New Delhi, Jan 9: The government on Friday issued guidelines for the packaging and transportation of COVID-19 vaccines by air, directing the airport authorities and airlines to use dry ice as the refrigerant material during the transportation in order to maintain the low temperatures between -8° C to -70° C.

"The temperature maintenance requirement for COVID-I9 vaccines is reported to be varying from -8° C to -70° C and hence, the use of refrigerant material during the transportation becomes essential," noted Director General of Civil Aviation (DGCA) in the guideline.

"Though there may be different refrigerant options, use of dry ice (Carbon Dioxide Solid) is the most commonly used, affordable and readily available refrigerant material available in the country for transportation of perishables by air," it stated further,
The DGCA said the vaccines packed in dry ice should ideally be transported in the lower deck of the aircraft, but if the airline wishes to transport them in the passenger cabin, then the flight crew must be properly trained on the hazards and risks of its transportation.

"The operator should take all necessary steps to ensure that the flight crew is not harmed by carbon dioxide incapacitation or intoxication. Flight crew should be properly trained on the hazards and risks of transporting dry ice and on the procedures related to the operation.
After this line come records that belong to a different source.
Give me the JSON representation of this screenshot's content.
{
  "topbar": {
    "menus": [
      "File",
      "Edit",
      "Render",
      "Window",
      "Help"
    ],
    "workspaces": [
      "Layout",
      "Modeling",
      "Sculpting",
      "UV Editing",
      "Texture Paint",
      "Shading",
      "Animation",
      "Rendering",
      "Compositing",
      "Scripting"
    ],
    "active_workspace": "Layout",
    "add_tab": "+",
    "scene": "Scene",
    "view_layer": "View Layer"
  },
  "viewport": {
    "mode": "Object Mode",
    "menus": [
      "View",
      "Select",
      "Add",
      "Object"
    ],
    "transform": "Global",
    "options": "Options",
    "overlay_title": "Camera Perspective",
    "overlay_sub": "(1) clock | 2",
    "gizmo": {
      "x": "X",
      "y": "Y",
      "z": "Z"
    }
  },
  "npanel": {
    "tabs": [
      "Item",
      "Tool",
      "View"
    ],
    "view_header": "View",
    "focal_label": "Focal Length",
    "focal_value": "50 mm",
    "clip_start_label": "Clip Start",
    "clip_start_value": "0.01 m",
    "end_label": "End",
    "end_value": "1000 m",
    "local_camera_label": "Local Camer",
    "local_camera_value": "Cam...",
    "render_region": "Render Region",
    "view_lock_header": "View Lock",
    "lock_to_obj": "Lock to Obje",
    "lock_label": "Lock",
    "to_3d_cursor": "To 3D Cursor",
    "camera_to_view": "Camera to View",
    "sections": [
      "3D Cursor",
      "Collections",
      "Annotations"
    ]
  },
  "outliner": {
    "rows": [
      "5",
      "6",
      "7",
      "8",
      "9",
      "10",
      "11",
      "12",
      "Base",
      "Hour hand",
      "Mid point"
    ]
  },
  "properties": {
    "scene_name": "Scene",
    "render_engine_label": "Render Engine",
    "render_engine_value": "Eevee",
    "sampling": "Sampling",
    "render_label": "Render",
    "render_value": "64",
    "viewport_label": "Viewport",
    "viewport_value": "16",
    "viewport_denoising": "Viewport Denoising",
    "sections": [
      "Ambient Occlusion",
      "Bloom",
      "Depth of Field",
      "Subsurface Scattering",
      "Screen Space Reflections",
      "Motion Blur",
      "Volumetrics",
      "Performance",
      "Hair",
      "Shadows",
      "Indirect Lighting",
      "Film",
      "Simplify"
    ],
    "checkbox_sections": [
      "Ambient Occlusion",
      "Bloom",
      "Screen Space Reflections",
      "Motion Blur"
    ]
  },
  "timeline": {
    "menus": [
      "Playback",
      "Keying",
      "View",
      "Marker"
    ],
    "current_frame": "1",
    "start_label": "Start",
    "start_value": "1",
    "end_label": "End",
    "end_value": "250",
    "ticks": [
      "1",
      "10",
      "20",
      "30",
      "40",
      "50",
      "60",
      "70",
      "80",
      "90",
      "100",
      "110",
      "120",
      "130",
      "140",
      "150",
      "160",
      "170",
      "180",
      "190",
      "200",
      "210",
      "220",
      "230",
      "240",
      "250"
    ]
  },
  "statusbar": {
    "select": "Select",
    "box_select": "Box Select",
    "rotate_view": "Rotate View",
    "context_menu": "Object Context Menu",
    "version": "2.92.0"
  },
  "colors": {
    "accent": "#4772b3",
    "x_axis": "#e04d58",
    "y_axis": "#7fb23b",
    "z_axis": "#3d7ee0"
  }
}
Any other occupants on-board should only be allowed if required under demonstrated urgent operational needs (for example, additional flight crew for the return flight or additional persons needed for the cargo handling)," it stated.
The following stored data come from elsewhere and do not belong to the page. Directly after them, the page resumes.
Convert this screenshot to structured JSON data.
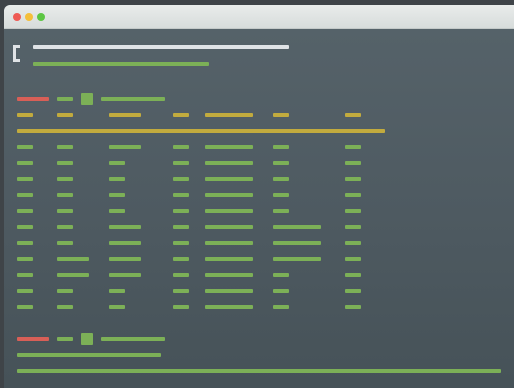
{
  "colors": {
    "close": "#ee5a54",
    "min": "#f4bf3a",
    "max": "#5cc643",
    "white": "#dfe3e6",
    "green": "#7cb057",
    "yellow": "#c2ab3e",
    "red": "#d85f57"
  },
  "window": {
    "buttons": [
      "close",
      "minimize",
      "maximize"
    ]
  },
  "terminal": {
    "header_line": "placeholder-bar",
    "subheader_line": "placeholder-bar",
    "blocks": 2,
    "table_rows": 11
  }
}
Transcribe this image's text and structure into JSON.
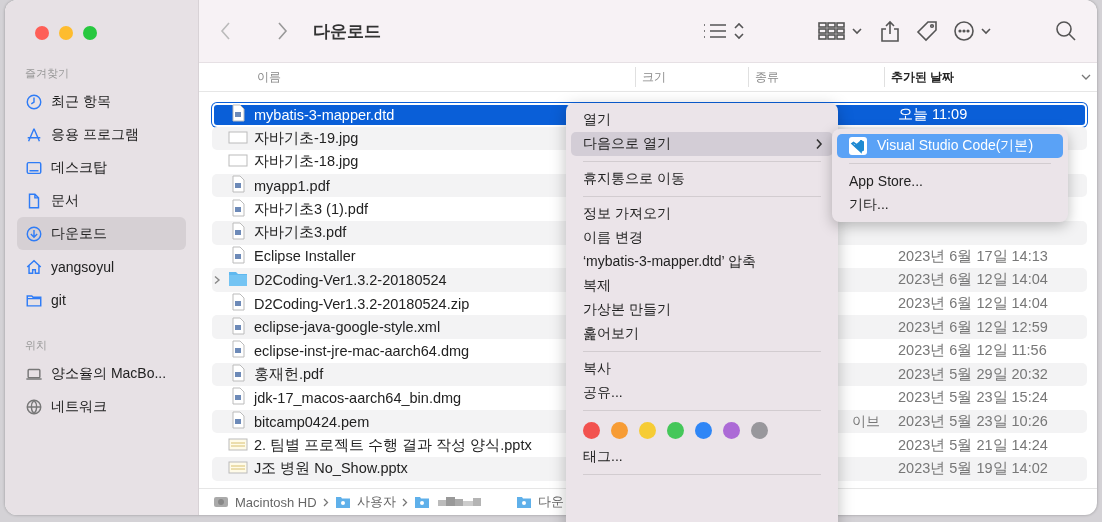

The guidelines noted that dry ice transforms into carbon dioxide gas at temperatures higher than -78 degrees Celsius under normal atmospheric pressure and, therefore, it is classified as "dangerous goods" by the International Civil Aviation Organization (ICAO), therefore, "adequate number of carbon dioxide detectors should be available in the cabin."

"Such detectors should be located at locations for timely and reliable detection of a dangerous concentration of carbon dioxide," it added.

It further directed the operators, while engaging in the transportation of COVID-19 vaccines, "to establish the maximum quantity of dry ice that can be loaded in a given cargo hold or in the main deck (passenger cabin) when a passenger version is deployed for all cargo operations."

Government sources on Thursday said the government has allowed passenger aircraft to transport vaccines.

"Pune will be the central hub from where vaccine distribution will take place. 41 destinations across the country finalised for delivery of vaccines," they stated.